Highlights:
- Manufacturing shipments rose 1.1% in May, the third consecutive monthly increase. April’s 0.4% gain was revised down from a previously-reported 1.1% increase.
- The gain was widespread with higher sales in 16 of 21 sub-industries. The transportation sector and chemical manufacturing posted the largest contributions.
- Machinery sales posted a fifth consecutive monthly increase and were up 22% from a year ago. The increase reflects both stronger exports and improving M&E investment at home.
- Price movements were not a factor on net as sales volumes also rose 1.1% in May.
- With some drawdown in inventories, we don’t expect the entire 1.1% gain in sales volumes will be captured in May’s manufacturing GDP that more closely reflects new production.

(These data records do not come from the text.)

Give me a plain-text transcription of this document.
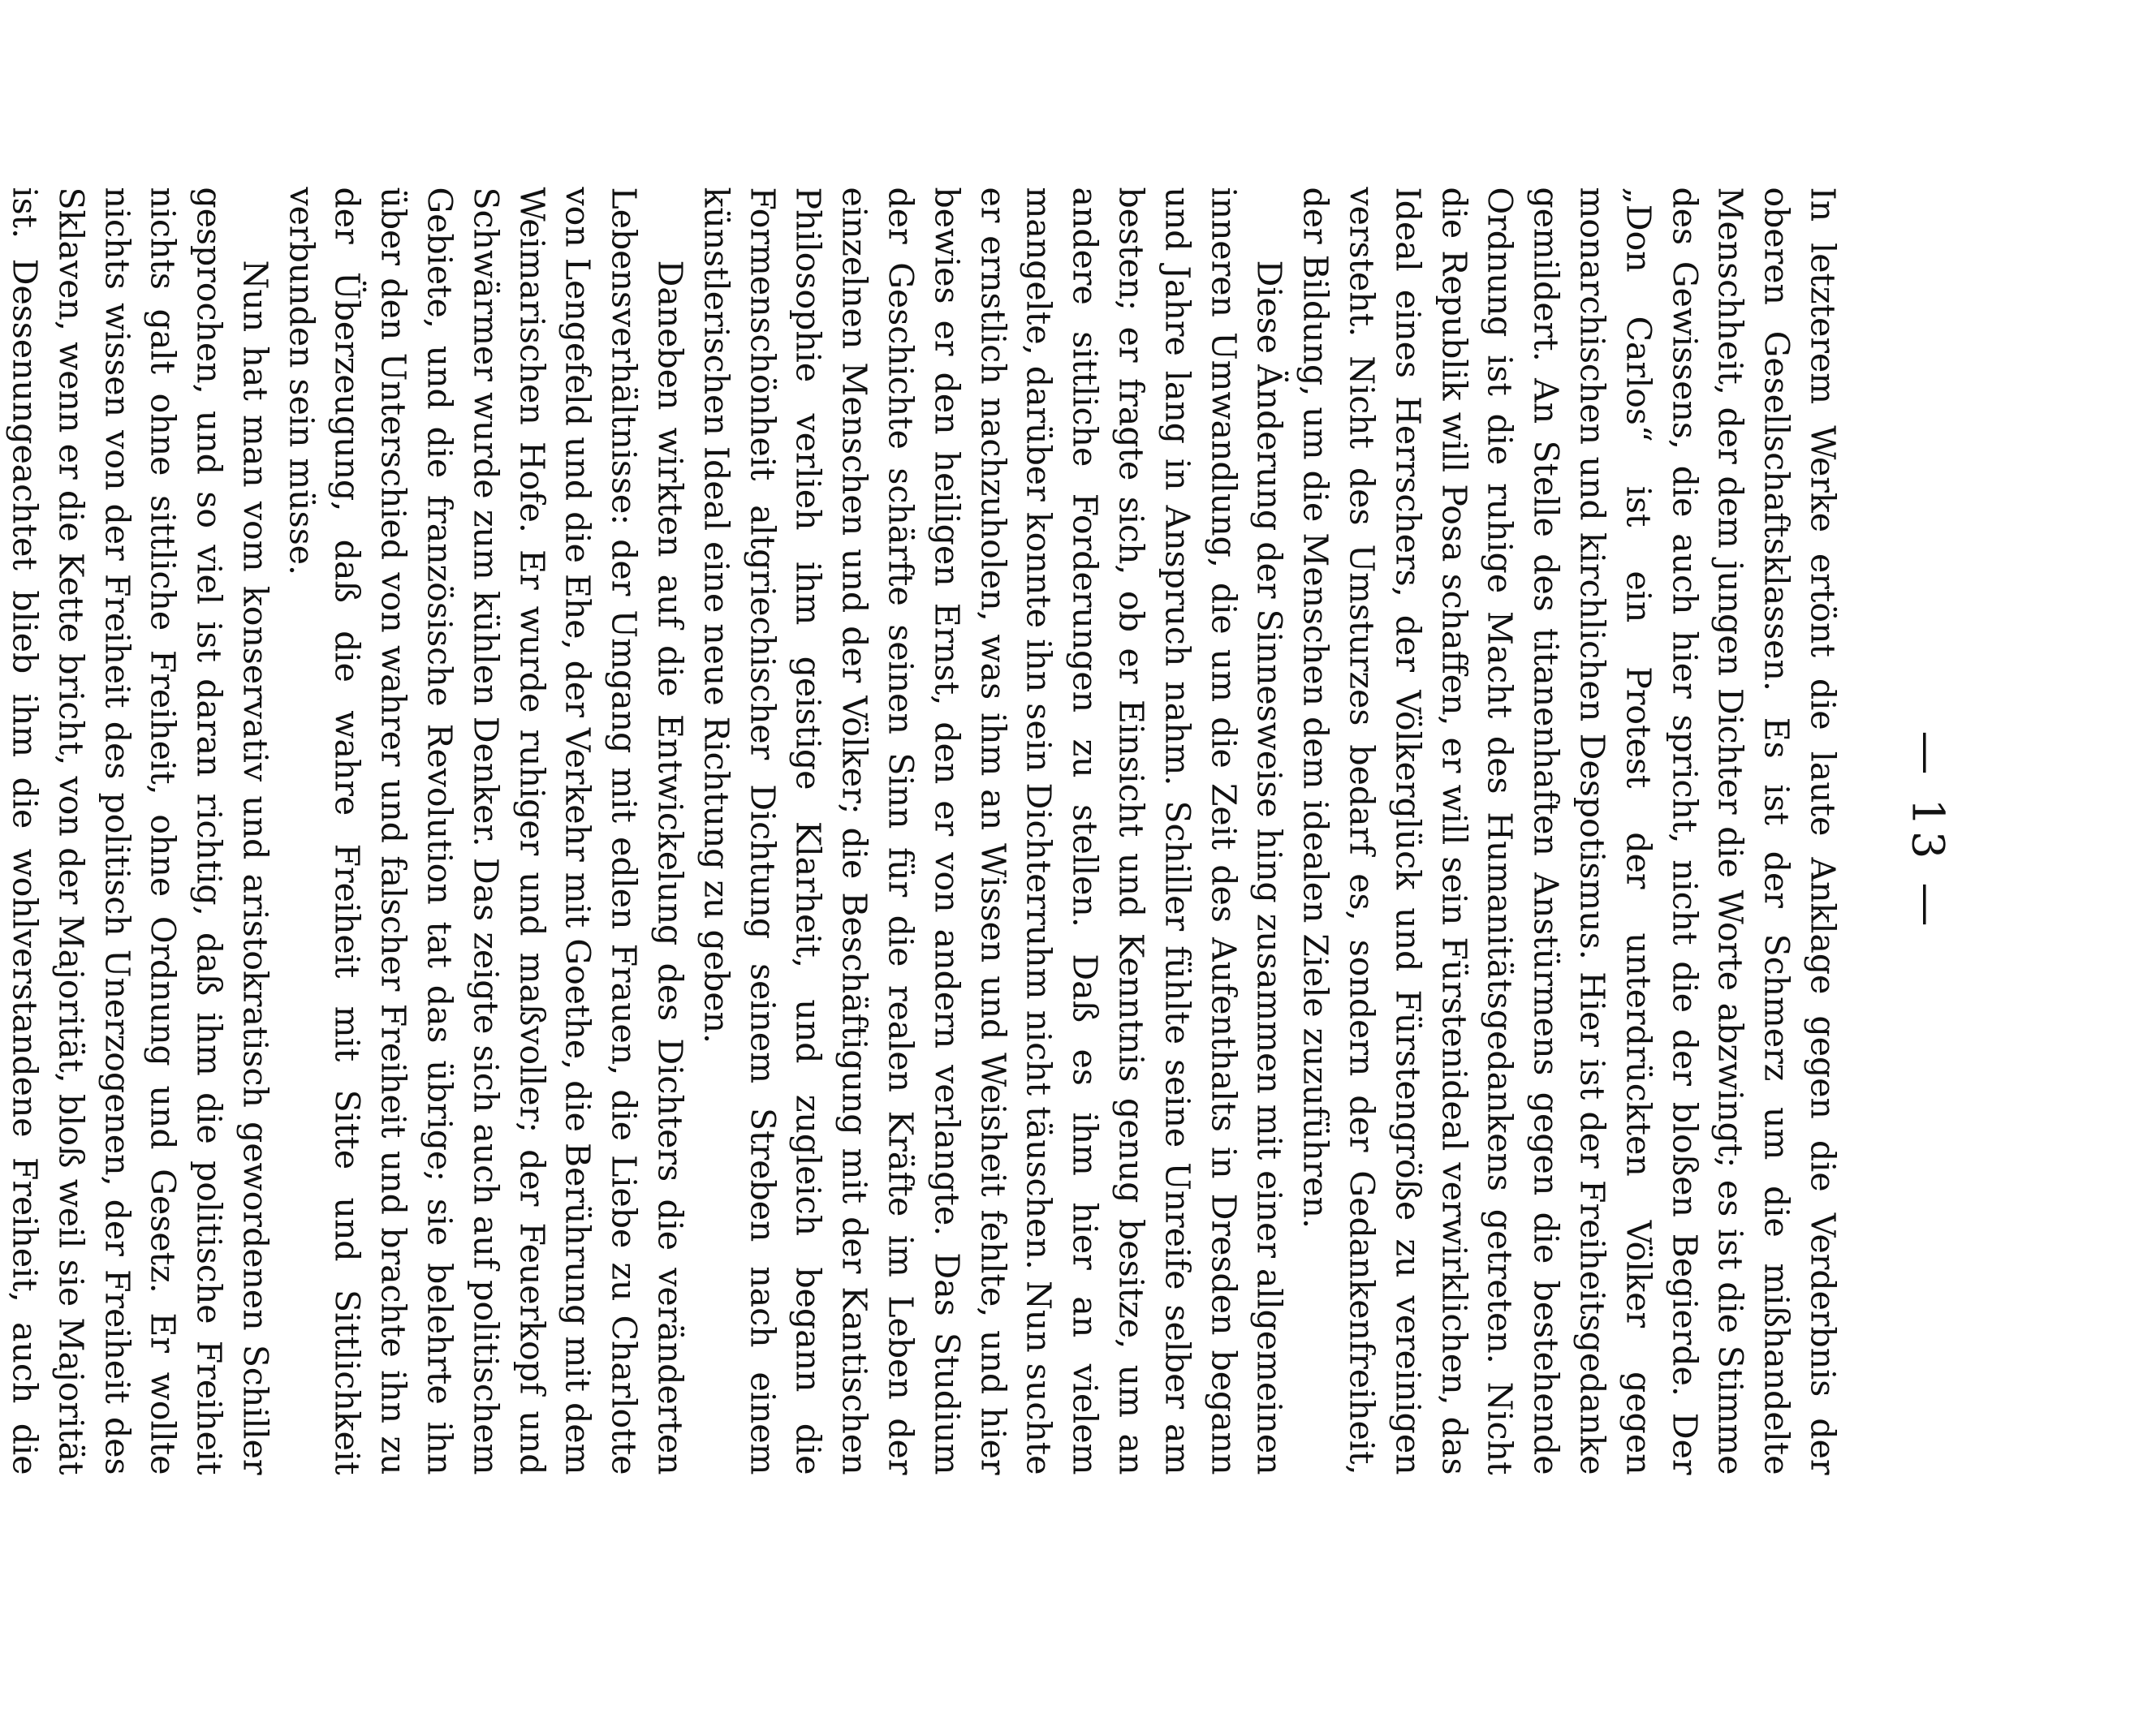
— 13 —

In letzterem Werke ertönt die laute Anklage gegen die Verderbnis der oberen Gesellschaftsklassen. Es ist der Schmerz um die mißhandelte Menschheit, der dem jungen Dichter die Worte abzwingt; es ist die Stimme des Gewissens, die auch hier spricht, nicht die der bloßen Begierde. Der „Don Carlos“ ist ein Protest der unterdrückten Völker gegen monarchischen und kirchlichen Despotismus. Hier ist der Freiheitsgedanke gemildert. An Stelle des titanenhaften Anstürmens gegen die bestehende Ordnung ist die ruhige Macht des Humanitätsgedankens getreten. Nicht die Republik will Posa schaffen, er will sein Fürstenideal verwirklichen, das Ideal eines Herrschers, der Völkerglück und Fürstengröße zu vereinigen versteht. Nicht des Umsturzes bedarf es, sondern der Gedankenfreiheit, der Bildung, um die Menschen dem idealen Ziele zuzuführen.

Diese Änderung der Sinnesweise hing zusammen mit einer allgemeinen inneren Umwandlung, die um die Zeit des Aufenthalts in Dresden begann und Jahre lang in Anspruch nahm. Schiller fühlte seine Unreife selber am besten; er fragte sich, ob er Einsicht und Kenntnis genug besitze, um an andere sittliche Forderungen zu stellen. Daß es ihm hier an vielem mangelte, darüber konnte ihn sein Dichterruhm nicht täuschen. Nun suchte er ernstlich nachzuholen, was ihm an Wissen und Weisheit fehlte, und hier bewies er den heiligen Ernst, den er von andern verlangte. Das Studium der Geschichte schärfte seinen Sinn für die realen Kräfte im Leben der einzelnen Menschen und der Völker; die Beschäftigung mit der Kantischen Philosophie verlieh ihm geistige Klarheit, und zugleich begann die Formenschönheit altgriechischer Dichtung seinem Streben nach einem künstlerischen Ideal eine neue Richtung zu geben.

Daneben wirkten auf die Entwickelung des Dichters die veränderten Lebensverhältnisse: der Umgang mit edlen Frauen, die Liebe zu Charlotte von Lengefeld und die Ehe, der Verkehr mit Goethe, die Berührung mit dem Weimarischen Hofe. Er wurde ruhiger und maßvoller; der Feuerkopf und Schwärmer wurde zum kühlen Denker. Das zeigte sich auch auf politischem Gebiete, und die französische Revolution tat das übrige; sie belehrte ihn über den Unterschied von wahrer und falscher Freiheit und brachte ihn zu der Überzeugung, daß die wahre Freiheit mit Sitte und Sittlichkeit verbunden sein müsse.

Nun hat man vom konservativ und aristokratisch gewordenen Schiller gesprochen, und so viel ist daran richtig, daß ihm die politische Freiheit nichts galt ohne sittliche Freiheit, ohne Ordnung und Gesetz. Er wollte nichts wissen von der Freiheit des politisch Unerzogenen, der Freiheit des Sklaven, wenn er die Kette bricht, von der Majorität, bloß weil sie Majorität ist. Dessenungeachtet blieb ihm die wohlverstandene Freiheit, auch die
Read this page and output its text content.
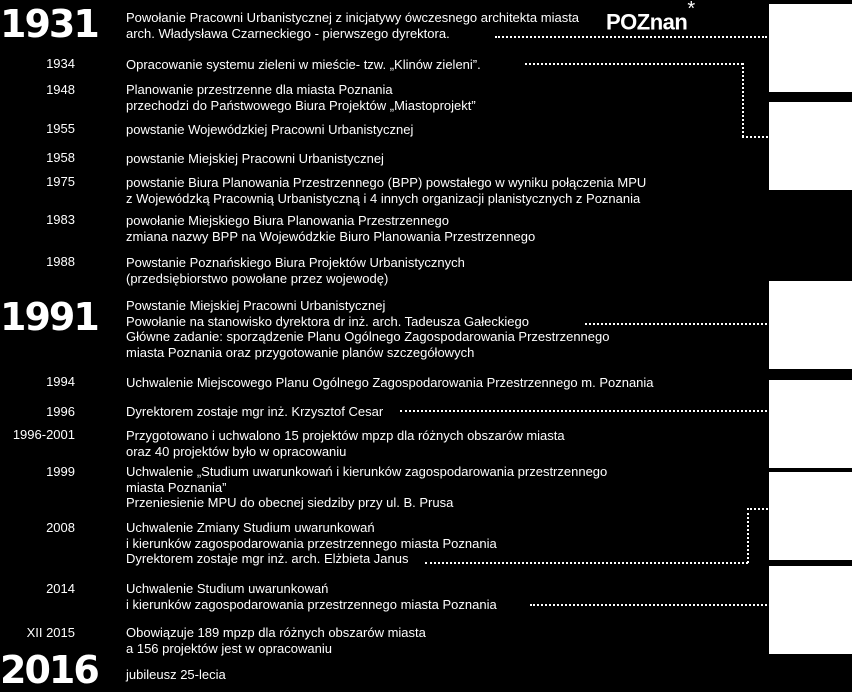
POZnan*
1931 Powołanie Pracowni Urbanistycznej z inicjatywy ówczesnego architekta miasta
arch. Władysława Czarneckiego - pierwszego dyrektora.
1934	Opracowanie systemu zieleni w mieście- tzw. „Klinów zieleni”.
1948	Planowanie przestrzenne dla miasta Poznania
przechodzi do Państwowego Biura Projektów „Miastoprojekt”
1955	powstanie Wojewódzkiej Pracowni Urbanistycznej
1958	powstanie Miejskiej Pracowni Urbanistycznej
1975	powstanie Biura Planowania Przestrzennego (BPP) powstałego w wyniku połączenia MPU
z Wojewódzką Pracownią Urbanistyczną i 4 innych organizacji planistycznych z Poznania
1983	powołanie Miejskiego Biura Planowania Przestrzennego
zmiana nazwy BPP na Wojewódzkie Biuro Planowania Przestrzennego
1988	Powstanie Poznańskiego Biura Projektów Urbanistycznych
(przedsiębiorstwo powołane przez wojewodę)
1991 Powstanie Miejskiej Pracowni Urbanistycznej
Powołanie na stanowisko dyrektora dr inż. arch. Tadeusza Gałeckiego
Główne zadanie: sporządzenie Planu Ogólnego Zagospodarowania Przestrzennego
miasta Poznania oraz przygotowanie planów szczegółowych
1994	Uchwalenie Miejscowego Planu Ogólnego Zagospodarowania Przestrzennego m. Poznania
1996	Dyrektorem zostaje mgr inż. Krzysztof Cesar
1996-2001	Przygotowano i uchwalono 15 projektów mpzp dla różnych obszarów miasta
oraz 40 projektów było w opracowaniu
1999	Uchwalenie „Studium uwarunkowań i kierunków zagospodarowania przestrzennego
miasta Poznania”
Przeniesienie MPU do obecnej siedziby przy ul. B. Prusa
2008	Uchwalenie Zmiany Studium uwarunkowań
i kierunków zagospodarowania przestrzennego miasta Poznania
Dyrektorem zostaje mgr inż. arch. Elżbieta Janus
2014	Uchwalenie Studium uwarunkowań
i kierunków zagospodarowania przestrzennego miasta Poznania
XII 2015	Obowiązuje 189 mpzp dla różnych obszarów miasta
a 156 projektów jest w opracowaniu
2016 jubileusz 25-lecia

We look for a slightly smaller 1/2% increase on a GDP basis.
Our Take:
A resurgent goods-producing sector is part of the broadening growth picture that was a factor in the Bank of Canada raising their trend-setting interest rate a week ago. While a rebound in goods production has been led by the energy mining industry, stronger manufacturing activity has also helped boost Canada’s GDP growth. Today’s manufacturing report points to that trend continuing with shipment volumes rising at their fastest year-over-year pace since the end of 2014. We look for a 1/2% gain in manufacturing GDP to add to May’s output figures, though that increase is expected to be swamped by a drag from the construction sector reflecting a week-long strike in Quebec. Even with overall activity expected to be flat in the month, a solid trend to start Q2 supports our forecast for a 2.7% annualized increase in GDP in the quarter.